Em uma noite de sexta-feira, Maraisa juntou-se a nós para o jantar, sua terceira visita desde que soube da verdade. Maria havia feito frango e couve-de-bruxelas assada. Insisti que ela se sentasse conosco, o que ela fazia ocasionalmente quando não tinha planos com Bob. Eu sabia que ela aceitaria a minha oferta naquela noite, porque estava muito curiosa sobre Maraisa desde que descobrira quem ela era.

Maria e Maraisa conduziram a conversa durante a maior parte do jantar, enquanto Noah e eu permanecemos quietos, embora eu tenha notado que ele estava prestando atenção ao que elas estavam dizendo. Maria falou sobre sua última viagem a Nova Orleans, e Maraisa parecia particularmente interessada em suas histórias sobre os locais que visitara.

Então, de alguma maneira, a conversa mudou para um novo assunto, sobre traços físicos incomuns. Maria percebeu que ela tinha os olhos de cores diferentes, coisa que eu não havia notado. Era uma diferença bem sutil, mas, quando ela apontou, pude ver bem.

— Ganhei de você, eu acho — Maraisa disse. — Tenho dedos siameses no pé.

— O que são dedos siameses? — perguntei.

— É quando dois dos seus dedos dos pés são grudados um no outro. Me incomodava quando eu era mais nova, mas aprendi a gostar.
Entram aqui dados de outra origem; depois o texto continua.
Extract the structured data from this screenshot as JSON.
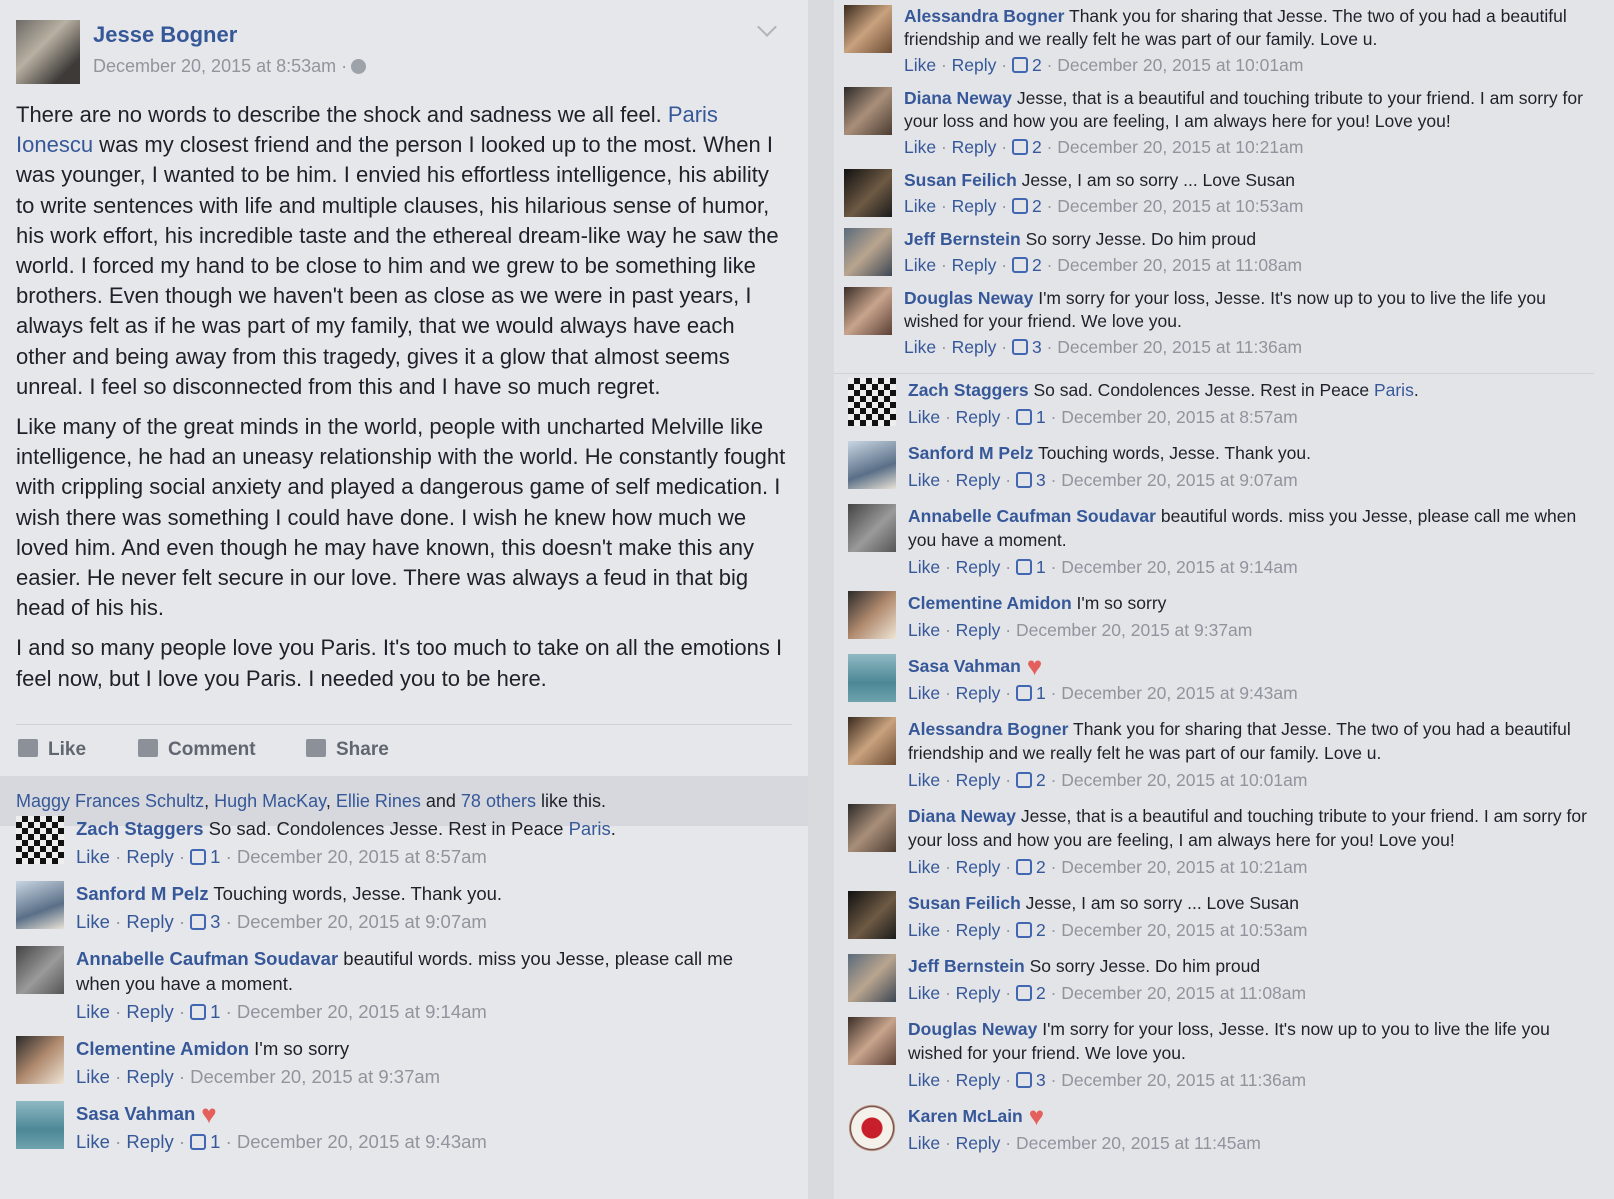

— Acho que o termo para isso é sindactilia — Maria disse.

Sorri.

— Eu tenho que ver isso.

— Bem, eu tiraria o meu sapato, mas não é algo exatamente apropriado para se fazer à mesa de jantar — Maraisa falou.
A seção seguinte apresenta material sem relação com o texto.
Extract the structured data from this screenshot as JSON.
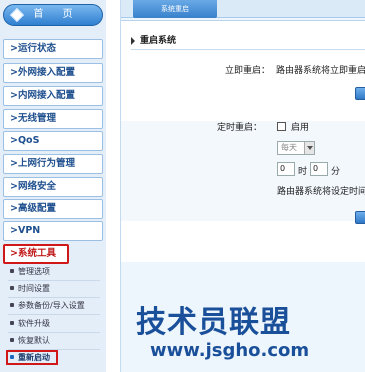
{
  "sidebar": {
    "home_label": "首 页",
    "items": [
      {
        "label": "运行状态"
      },
      {
        "label": "外网接入配置"
      },
      {
        "label": "内网接入配置"
      },
      {
        "label": "无线管理"
      },
      {
        "label": "QoS"
      },
      {
        "label": "上网行为管理"
      },
      {
        "label": "网络安全"
      },
      {
        "label": "高级配置"
      },
      {
        "label": "VPN"
      },
      {
        "label": "系统工具"
      }
    ],
    "caret": ">",
    "sub_items": [
      {
        "label": "管理选项"
      },
      {
        "label": "时间设置"
      },
      {
        "label": "参数备份/导入设置"
      },
      {
        "label": "软件升级"
      },
      {
        "label": "恢复默认"
      },
      {
        "label": "重新启动"
      }
    ]
  },
  "main": {
    "tab_label": "系统重启",
    "section_title": "重启系统",
    "reboot_now": {
      "label": "立即重启：",
      "text": "路由器系统将立即重启"
    },
    "scheduled": {
      "label": "定时重启：",
      "enable_label": "启用",
      "day_select": "每天",
      "hour_value": "0",
      "hour_unit": "时",
      "minute_value": "0",
      "minute_unit": "分",
      "text": "路由器系统将设定时间"
    }
  },
  "watermark": {
    "logo_text": "技术员联盟",
    "url": "www.jsgho.com"
  }
}
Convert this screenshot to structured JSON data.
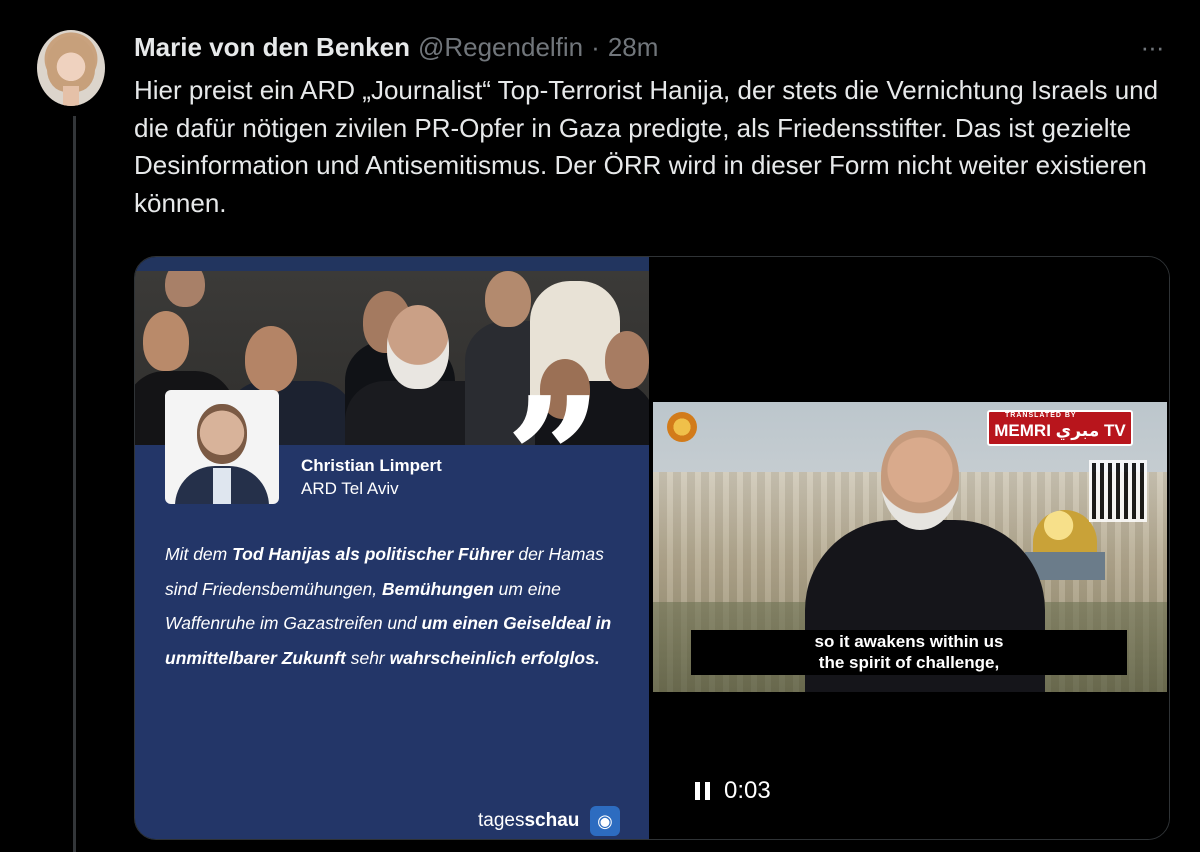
{
  "tweet": {
    "author_name": "Marie von den Benken",
    "handle": "@Regendelfin",
    "separator": "·",
    "time": "28m",
    "more_label": "···",
    "text": "Hier preist ein ARD „Journalist“ Top-Terrorist Hanija, der stets die Vernichtung Israels und die dafür nötigen zivilen PR-Opfer in Gaza predigte, als Friedensstifter. Das ist gezielte Desinformation und Antisemitismus. Der ÖRR wird in dieser Form nicht weiter existieren können."
  },
  "left_image": {
    "reporter_name": "Christian Limpert",
    "reporter_org": "ARD Tel Aviv",
    "quote_mark": "”",
    "quote_parts": [
      {
        "t": "Mit dem ",
        "b": false
      },
      {
        "t": "Tod Hanijas als politischer Führer",
        "b": true
      },
      {
        "t": " der Hamas sind Friedensbemühungen, ",
        "b": false
      },
      {
        "t": "Bemühungen",
        "b": true
      },
      {
        "t": " um eine Waffenruhe im Gazastreifen und ",
        "b": false
      },
      {
        "t": "um einen Geiseldeal in unmittelbarer Zukunft",
        "b": true
      },
      {
        "t": " sehr ",
        "b": false
      },
      {
        "t": "wahrscheinlich erfolglos.",
        "b": true
      }
    ],
    "logo_regular": "tages",
    "logo_bold": "schau"
  },
  "video": {
    "memri_small": "TRANSLATED BY",
    "memri_label": "MEMRI مبري TV",
    "subtitle_line1": "so it awakens within us",
    "subtitle_line2": "the spirit of challenge,",
    "time": "0:03",
    "state": "playing"
  }
}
— Eu tenho dedos siameses.

Soltei meu garfo. Quem disse isso?

Nós três viramos para Noah ao mesmo tempo.

Foi como se o próprio Deus tivesse falado conosco.

Maraisa olhou para mim, depois de volta para ele.

— É mesmo? Nunca conheci mais ninguém que tivesse.

Ele assentiu.

— Isso é tão legal — ela respondeu, parecendo tão agitada quanto eu me sentia.

Ficamos ali, paralisadas.. Eu sabia que, se comentasse, Noah poderia recuar, então tentei agir indiferente. Mas, por dentro, eu estava em êxtase.

— Eu não sabia disso sobre você, Noah — eu disse. — Acho que não olhei com muita atenção para os seus pés.